The 1939 film was first removed and then reinstated online with context-supplying videos. As other networks follow suit, is this a wave of corporate face-saving or the start of a real debate?

Vivien Leigh and (right) Hattie McDaniel in 'Gone With The Wind'
Vivien Leigh and (right) Hattie McDaniel in 'Gone With The Wind'

Spike Lee’s BlacKkKlansman (2018) opens with the famous scene from Gone With The Wind (1939) where the camera pulls back to reveal a battlefield of injured and dying Confederate soldiers. Audiences have been conditioned to receive the scene as tragic, but Lee cuts on the fluttering of the Confederate flag in the foreground, then shows the same flag in the next scene behind Alec Baldwin’s white supremacist as he spews racist vitriol. Lee’s film also skewers DW Griffith’s straightforwardly racist The Birth of a Nation (1915), but Gone With The Wind—a much more widely seen and beloved film—was the more provocative target.

Two years later, Gone With The Wind is in the dock again. As the Black Lives Matter movement continues to grow, American movies and TV have come under the scanner for furthering and enabling racist attitudes and practices. In an op-ed in the Los Angeles Times on 8 June, John Ridley, screenwriter of 12 Years A Slave, asked WarnerMedia to consider removing Victor Fleming’s film, a paean to the American South, from their recently launched streaming service, HBO Max. “It is a film that, when it is not ignoring the horrors of slavery, pauses only to perpetuate some of the most painful stereotypes of people of colour," Ridley wrote.

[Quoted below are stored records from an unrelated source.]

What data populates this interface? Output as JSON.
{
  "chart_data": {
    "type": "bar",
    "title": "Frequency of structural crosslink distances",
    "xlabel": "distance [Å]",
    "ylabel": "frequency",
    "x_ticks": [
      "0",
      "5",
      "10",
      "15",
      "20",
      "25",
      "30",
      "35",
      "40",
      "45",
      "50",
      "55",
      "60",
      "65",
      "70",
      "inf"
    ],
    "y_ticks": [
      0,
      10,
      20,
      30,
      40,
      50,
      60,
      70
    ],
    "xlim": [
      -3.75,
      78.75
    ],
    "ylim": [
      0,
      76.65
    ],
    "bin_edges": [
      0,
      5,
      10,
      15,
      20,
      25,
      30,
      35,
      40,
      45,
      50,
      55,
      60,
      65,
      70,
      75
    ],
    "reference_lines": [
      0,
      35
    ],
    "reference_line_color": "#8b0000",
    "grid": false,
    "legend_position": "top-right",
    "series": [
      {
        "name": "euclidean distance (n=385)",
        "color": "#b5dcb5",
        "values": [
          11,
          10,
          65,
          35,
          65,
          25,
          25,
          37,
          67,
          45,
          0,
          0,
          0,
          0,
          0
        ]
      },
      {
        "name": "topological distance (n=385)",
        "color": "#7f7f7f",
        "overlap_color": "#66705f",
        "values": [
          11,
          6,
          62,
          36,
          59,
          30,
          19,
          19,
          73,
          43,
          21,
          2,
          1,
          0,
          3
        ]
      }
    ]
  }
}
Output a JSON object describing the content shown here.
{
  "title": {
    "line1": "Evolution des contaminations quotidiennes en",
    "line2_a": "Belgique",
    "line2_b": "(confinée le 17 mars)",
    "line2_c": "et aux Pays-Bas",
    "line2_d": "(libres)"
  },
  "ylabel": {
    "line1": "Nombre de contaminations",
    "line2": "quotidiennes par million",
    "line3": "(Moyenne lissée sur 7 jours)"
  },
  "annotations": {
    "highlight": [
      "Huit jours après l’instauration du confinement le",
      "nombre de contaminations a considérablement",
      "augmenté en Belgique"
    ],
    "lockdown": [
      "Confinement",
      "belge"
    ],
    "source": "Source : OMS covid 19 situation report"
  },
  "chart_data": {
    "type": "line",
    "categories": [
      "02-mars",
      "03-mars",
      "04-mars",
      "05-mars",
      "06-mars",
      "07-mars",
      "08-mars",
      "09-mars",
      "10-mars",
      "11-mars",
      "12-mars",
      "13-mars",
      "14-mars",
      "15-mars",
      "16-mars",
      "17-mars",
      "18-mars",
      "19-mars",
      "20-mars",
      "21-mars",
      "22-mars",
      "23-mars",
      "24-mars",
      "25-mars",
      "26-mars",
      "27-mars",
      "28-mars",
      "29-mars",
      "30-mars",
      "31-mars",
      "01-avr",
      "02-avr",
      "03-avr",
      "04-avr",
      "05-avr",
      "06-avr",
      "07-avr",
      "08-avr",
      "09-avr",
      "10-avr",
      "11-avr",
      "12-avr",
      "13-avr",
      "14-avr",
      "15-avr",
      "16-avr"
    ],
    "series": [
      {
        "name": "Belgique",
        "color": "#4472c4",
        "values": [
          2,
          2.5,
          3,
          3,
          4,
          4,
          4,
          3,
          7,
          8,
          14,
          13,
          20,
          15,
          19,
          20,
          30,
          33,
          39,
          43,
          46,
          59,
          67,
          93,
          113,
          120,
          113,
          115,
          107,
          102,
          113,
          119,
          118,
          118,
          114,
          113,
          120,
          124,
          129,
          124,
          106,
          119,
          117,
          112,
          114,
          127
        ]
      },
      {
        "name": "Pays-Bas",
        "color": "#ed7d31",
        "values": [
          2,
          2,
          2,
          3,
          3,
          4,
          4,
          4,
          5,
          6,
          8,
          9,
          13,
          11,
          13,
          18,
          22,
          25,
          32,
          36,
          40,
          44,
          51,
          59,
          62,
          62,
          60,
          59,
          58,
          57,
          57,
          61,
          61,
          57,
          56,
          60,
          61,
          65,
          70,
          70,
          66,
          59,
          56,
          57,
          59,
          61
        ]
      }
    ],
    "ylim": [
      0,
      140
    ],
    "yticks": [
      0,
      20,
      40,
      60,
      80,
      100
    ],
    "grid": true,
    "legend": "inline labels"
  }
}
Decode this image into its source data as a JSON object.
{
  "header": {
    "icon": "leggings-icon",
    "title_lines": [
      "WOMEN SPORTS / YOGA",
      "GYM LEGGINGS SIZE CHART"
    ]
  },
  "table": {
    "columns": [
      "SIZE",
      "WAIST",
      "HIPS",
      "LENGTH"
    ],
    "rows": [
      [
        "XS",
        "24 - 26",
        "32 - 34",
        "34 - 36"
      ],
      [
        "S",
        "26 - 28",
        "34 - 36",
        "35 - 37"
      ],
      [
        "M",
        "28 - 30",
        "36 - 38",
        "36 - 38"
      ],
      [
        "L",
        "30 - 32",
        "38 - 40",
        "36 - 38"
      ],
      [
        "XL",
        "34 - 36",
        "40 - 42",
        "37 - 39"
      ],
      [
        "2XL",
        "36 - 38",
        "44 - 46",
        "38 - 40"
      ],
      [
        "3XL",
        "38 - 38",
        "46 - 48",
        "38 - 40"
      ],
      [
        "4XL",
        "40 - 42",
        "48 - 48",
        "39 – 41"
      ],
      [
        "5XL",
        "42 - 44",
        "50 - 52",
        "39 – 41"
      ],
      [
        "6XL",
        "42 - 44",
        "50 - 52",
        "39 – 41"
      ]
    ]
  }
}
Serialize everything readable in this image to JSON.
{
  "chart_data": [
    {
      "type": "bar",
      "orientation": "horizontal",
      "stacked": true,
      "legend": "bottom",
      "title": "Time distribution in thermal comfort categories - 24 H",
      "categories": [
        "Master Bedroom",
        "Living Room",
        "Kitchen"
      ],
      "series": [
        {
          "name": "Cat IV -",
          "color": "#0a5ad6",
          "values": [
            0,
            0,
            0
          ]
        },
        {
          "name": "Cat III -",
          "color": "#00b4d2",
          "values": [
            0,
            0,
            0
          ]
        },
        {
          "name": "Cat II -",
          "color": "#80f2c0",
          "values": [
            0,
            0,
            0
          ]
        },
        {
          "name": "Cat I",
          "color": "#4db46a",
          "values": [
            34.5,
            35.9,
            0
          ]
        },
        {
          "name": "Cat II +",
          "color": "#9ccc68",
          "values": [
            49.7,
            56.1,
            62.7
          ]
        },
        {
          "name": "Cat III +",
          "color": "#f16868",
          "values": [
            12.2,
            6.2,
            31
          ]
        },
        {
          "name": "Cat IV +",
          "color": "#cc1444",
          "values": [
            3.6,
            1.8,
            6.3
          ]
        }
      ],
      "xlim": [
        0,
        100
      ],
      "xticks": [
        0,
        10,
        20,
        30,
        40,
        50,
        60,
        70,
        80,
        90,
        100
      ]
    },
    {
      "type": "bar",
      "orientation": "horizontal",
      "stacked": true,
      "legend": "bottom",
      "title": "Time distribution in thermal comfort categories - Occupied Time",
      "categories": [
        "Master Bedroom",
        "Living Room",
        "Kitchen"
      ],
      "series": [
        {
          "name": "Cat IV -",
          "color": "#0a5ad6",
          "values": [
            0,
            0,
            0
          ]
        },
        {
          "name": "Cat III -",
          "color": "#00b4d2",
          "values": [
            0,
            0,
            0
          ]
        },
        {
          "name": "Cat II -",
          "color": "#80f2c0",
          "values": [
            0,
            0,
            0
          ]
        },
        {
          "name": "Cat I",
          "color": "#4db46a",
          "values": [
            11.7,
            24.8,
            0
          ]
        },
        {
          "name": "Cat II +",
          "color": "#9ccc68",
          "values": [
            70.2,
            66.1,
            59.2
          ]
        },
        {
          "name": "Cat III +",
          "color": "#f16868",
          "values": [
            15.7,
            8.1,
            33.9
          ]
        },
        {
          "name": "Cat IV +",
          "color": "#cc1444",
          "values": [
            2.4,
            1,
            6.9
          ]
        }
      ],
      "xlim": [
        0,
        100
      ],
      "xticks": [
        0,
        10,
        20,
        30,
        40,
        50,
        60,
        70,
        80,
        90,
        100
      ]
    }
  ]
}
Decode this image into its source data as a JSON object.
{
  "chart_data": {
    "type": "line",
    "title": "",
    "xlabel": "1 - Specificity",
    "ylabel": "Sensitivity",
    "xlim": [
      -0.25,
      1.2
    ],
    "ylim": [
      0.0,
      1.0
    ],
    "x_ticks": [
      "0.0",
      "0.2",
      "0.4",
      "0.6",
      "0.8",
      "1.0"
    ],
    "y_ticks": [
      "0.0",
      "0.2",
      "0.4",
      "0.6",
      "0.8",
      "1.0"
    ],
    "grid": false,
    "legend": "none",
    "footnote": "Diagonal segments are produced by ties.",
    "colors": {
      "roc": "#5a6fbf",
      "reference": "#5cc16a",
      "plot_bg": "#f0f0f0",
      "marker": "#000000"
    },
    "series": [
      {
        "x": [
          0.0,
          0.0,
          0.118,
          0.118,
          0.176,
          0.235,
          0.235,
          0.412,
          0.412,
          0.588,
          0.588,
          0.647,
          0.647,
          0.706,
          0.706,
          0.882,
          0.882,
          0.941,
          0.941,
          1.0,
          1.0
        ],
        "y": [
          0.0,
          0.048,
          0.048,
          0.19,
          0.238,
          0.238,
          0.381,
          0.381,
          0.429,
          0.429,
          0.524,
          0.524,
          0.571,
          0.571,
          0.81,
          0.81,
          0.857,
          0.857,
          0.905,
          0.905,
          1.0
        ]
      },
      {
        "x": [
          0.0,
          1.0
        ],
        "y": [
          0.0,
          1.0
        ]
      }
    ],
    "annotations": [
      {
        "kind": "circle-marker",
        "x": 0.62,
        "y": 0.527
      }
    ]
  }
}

On 24 June, the film was back up on HBO, this time with a panel discussion from 2019 titled “The Complicated Legacy of Gone With the Wind" and a filmed introduction by Turner Classic Movies host and film scholar Jacqueline Stewart. “Watching Gone With The Wind can be uncomfortable, even painful," she says in the 4-minute video, which can be seen on YouTube. “Still, it is important that classic Hollywood films are available to us in their original form for viewing and discussion. They reflect the social context in which they were made and invite viewers to reflect on their own values and beliefs when watching them now."

Stewart’s address is thoughtful and concise, but there’s something strange about a disclaimer for a well-known, much-discussed film that’s been around for more than 80 years. The “context" provided in the video—essentially, that the film glosses over the terrible details of slavery and the complicity of the culture it celebrates in perpetuating it—isn't something most viewers would need (whether they agree with it or not is a separate matter). Its primary use is in allowing WarnerMedia and HBO to save face, to keep a beloved movie up on their channel while also appearing sensitive to the feelings of its viewers.

A context-supplying video, whatever its impact, is an infinitely better response than what many thought HBO had done, which is remove the film entirely from its site. Contrast this to NBCUniversal’s decision last week to remove from circulation four episodes of the Tina Fey series 30 Rock that featured characters in blackface. 30 Rock was a popular show, and for them to have dealt in racial stereotypes several times and remained critically and culturally relevant says something about the TV watching public and the creators. To erase this fact under the guise of sensitivity is dishonest and misleading—a retroactive falsification of a political and social climate. There's also a danger of corporations fearing to give offence where none ought to be taken; Hulu recently removed an episode of Golden Girls where the characters are wearing a mud mask, apparently because it might resemble blackface.

With the current wave of introspection that’s sweeping Hollywood, it would be interesting to see which other streaming titles are deemed to require context, or a disclaimer. The many classic Westerns depicting Native Americans as savages are as deserving of context as Gone With The Wind. What about smaller instances, like Mickey Rooney as a bucktoothed Japanese man in Breakfast at Tiffany’s (1961)? Barring isolated bursts of conscience, the likelihood of added context should depend on the capacity of the aggrieved party to make the network or studio look bad.